Paul Orhii, director-general, NAFDAC, said the objective of the workshop was to highlight and expose the extent of Aflatoxin contamination on staple food in Nigeria. He said Aflatoxin are highly toxic cancer-causing fungal agents known to cause immune system suppression, growth retardation, liver disease and death in both human and domestic animals. Orhii, who was represented by Stella Denloye, said aside from enlightening farmers on how they can improve export trade, the workshop also exposed them to the potential health implications of consuming Aflatoxin.

“The focus here will be on outlining preventive and monitoring measures that will lead to the reduction of the mycotoxin menace in Nigeria. Records have shown that there are concerted efforts all over the world directed at the introduction of preventive strategies to reduce the risks associated with Aflatoxin contamination and toxicity.

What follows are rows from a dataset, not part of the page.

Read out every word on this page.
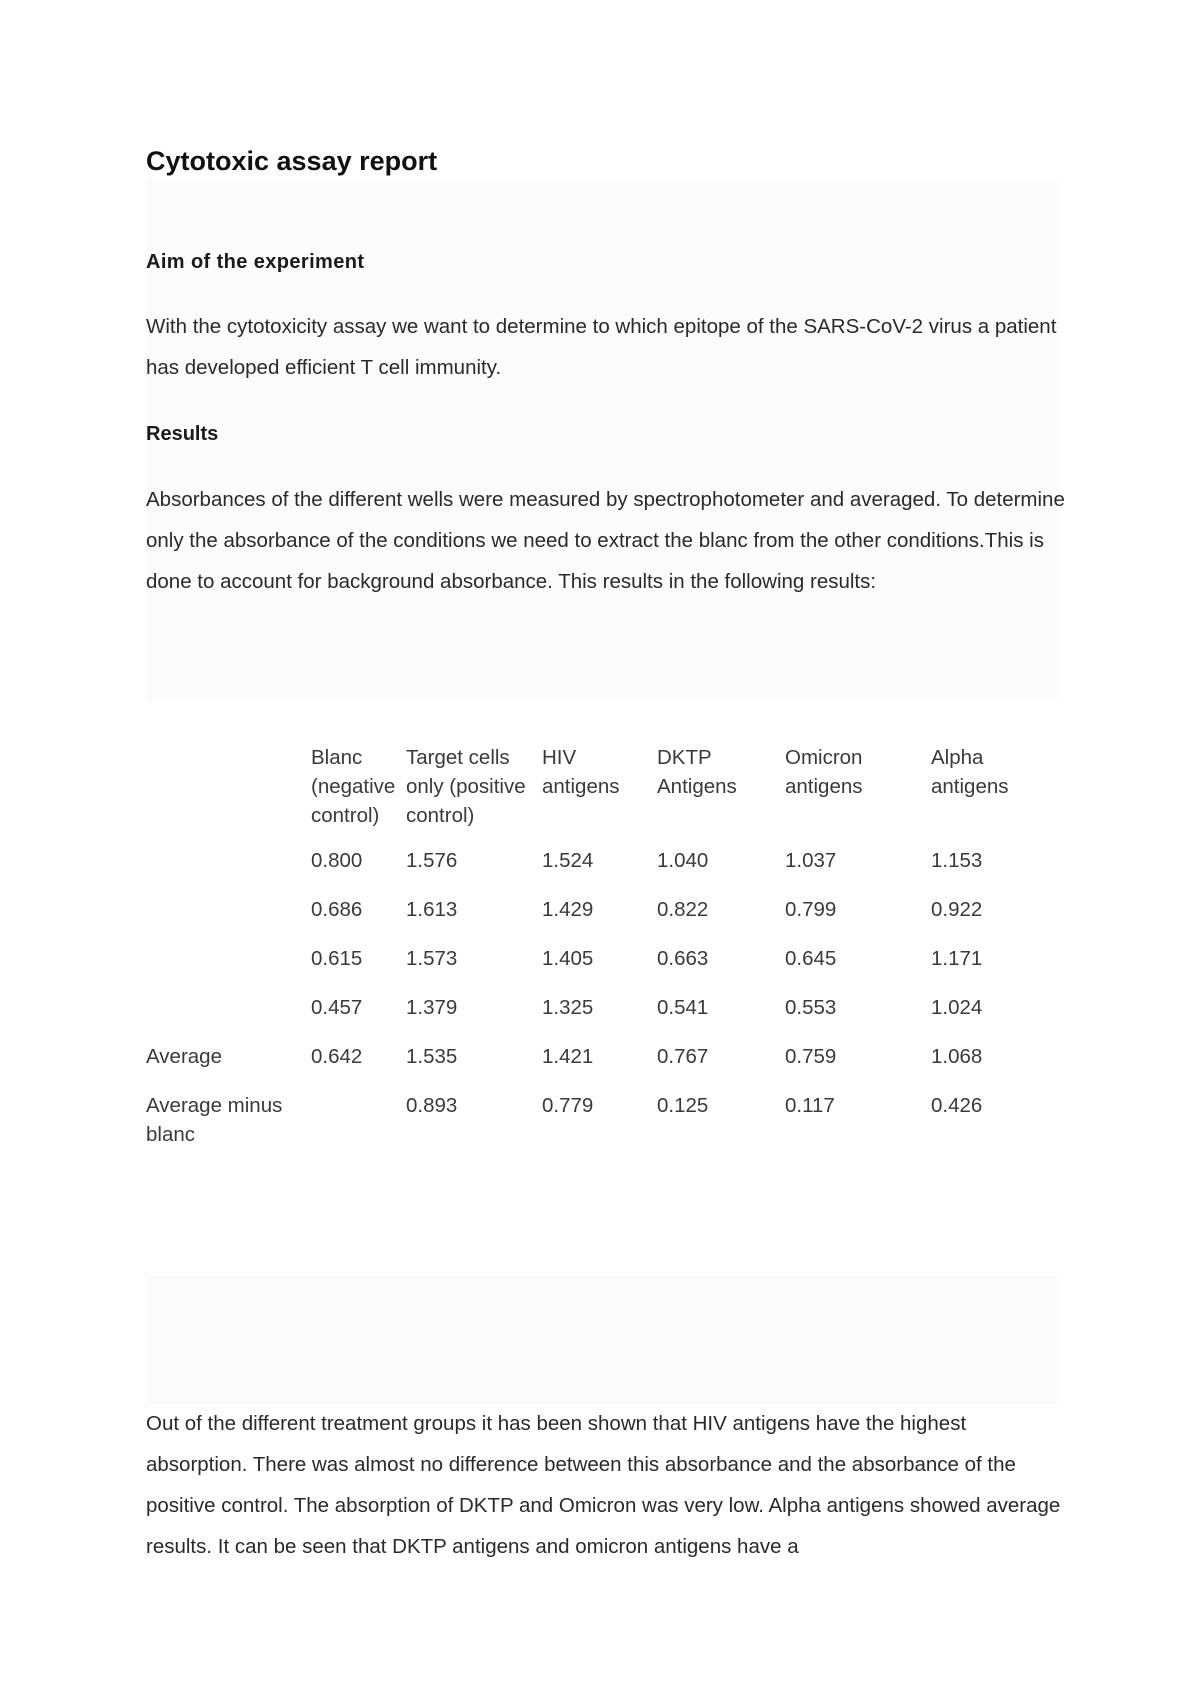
Cytotoxic assay report
Aim of the experiment

With the cytotoxicity assay we want to determine to which epitope of the SARS-CoV-2 virus a patient has developed efficient T cell immunity.

Results

Absorbances of the different wells were measured by spectrophotometer and averaged. To determine only the absorbance of the conditions we need to extract the blanc from the other conditions.This is done to account for background absorbance. This results in the following results:

	Blanc (negative control)	Target cells only (positive control)	HIV antigens	DKTP Antigens	Omicron antigens	Alpha antigens
	0.800	1.576	1.524	1.040	1.037	1.153
	0.686	1.613	1.429	0.822	0.799	0.922
	0.615	1.573	1.405	0.663	0.645	1.171
	0.457	1.379	1.325	0.541	0.553	1.024
Average	0.642	1.535	1.421	0.767	0.759	1.068
Average minus blanc		0.893	0.779	0.125	0.117	0.426

Out of the different treatment groups it has been shown that HIV antigens have the highest absorption. There was almost no difference between this absorbance and the absorbance of the positive control. The absorption of DKTP and Omicron was very low. Alpha antigens showed average results. It can be seen that DKTP antigens and omicron antigens have a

“These efforts are seen from the backdrop of introduction of mitigation products and stringent monitoring and control measures of the quality of food products by NAFDAC.”

The NAFDAC boss, however, expressed optimism that the workshop, which was the first of its kind in West Africa and Nigeria, would achieve its objectives.

N32 Billion FADAMA 111 Credit Facility

THE Federal Executive Council, FEC, has approved $200 million an equivalent of about N32 billion World Bank and International Development Association, IDA, credit facility for the National FADAMA 111 development project. Yerima Ngama, minister of state for finance, made this disclosure last week, when he briefed journalists about the outcome of the FEC meeting which was presided over by President Goodluck Jonathan.

Ngama
Ngama

Ngama said the budget for the FADAMA III was 250 million dollars out of which the 200 million dollar would be sourced through the IDA. He also said in sourcing the balance of the fund, 7.95 million dollar would be provided by the three tiers of government, while the balance of 42.05 million dollars would be provided in kind by the benefitting communities.

The minister said that the loan would be negotiated and signed by the federal government, while the participating states which are Lagos, Niger, Anambra, Enugu, Kano and Kogi, would enter into subsidiary agreement with the federal government. According to him, the terms of the grant includes zero per cent interest rate, 0.75 per cent service charge and 0.5 per cent commitment charge on the available balance not utilised. The minister said the facilities would also attract 100-years moratorium and repayment term of 40-years.

Akinwumi Adesina, minister of agriculture, who also spoke on the project, said the country had 24 million hectares of FADAMA land most of which were productive. Adesina said the crops being focused on, under the new financing, rice, cassava, sorghum and horticulture, were critical for food self-sufficiency, reduction of import and job creation. On the six benefiting states of the facilities, he said Lagos, Niger, Anambra, Enugu and Kano, would benefit for rice production, Kano for horticulture and sorghum and Kogi for cassava.

“The project will reach 317,000 farmers and will impact on 1.7 million beneficiaries. The facility will support the development of the value chain for the targeted commodities, strengthen the farmers’ associations in the FADAMA areas and provide extension services for them. It will improve irrigation facilities for small scale farmers and most importantly 50 percent of the grant will go specifically to women who form the bulk of farmers in the country,’’ Adesina.”

He said the ministry was spending so much on the project because the FADAMA land could get two to three times a yield that could be realised from dry land agriculture when cultivated. “We feel that it is important to optimise the utilisation of FADAMA land, and we are going to scale this up across the country. The farmers all across the country, where we have the projects, have organised themselves into what we call a FADAMA micro-finance fund, a small micro finance facility of their own, which will allow the programme to continue to be sustained.”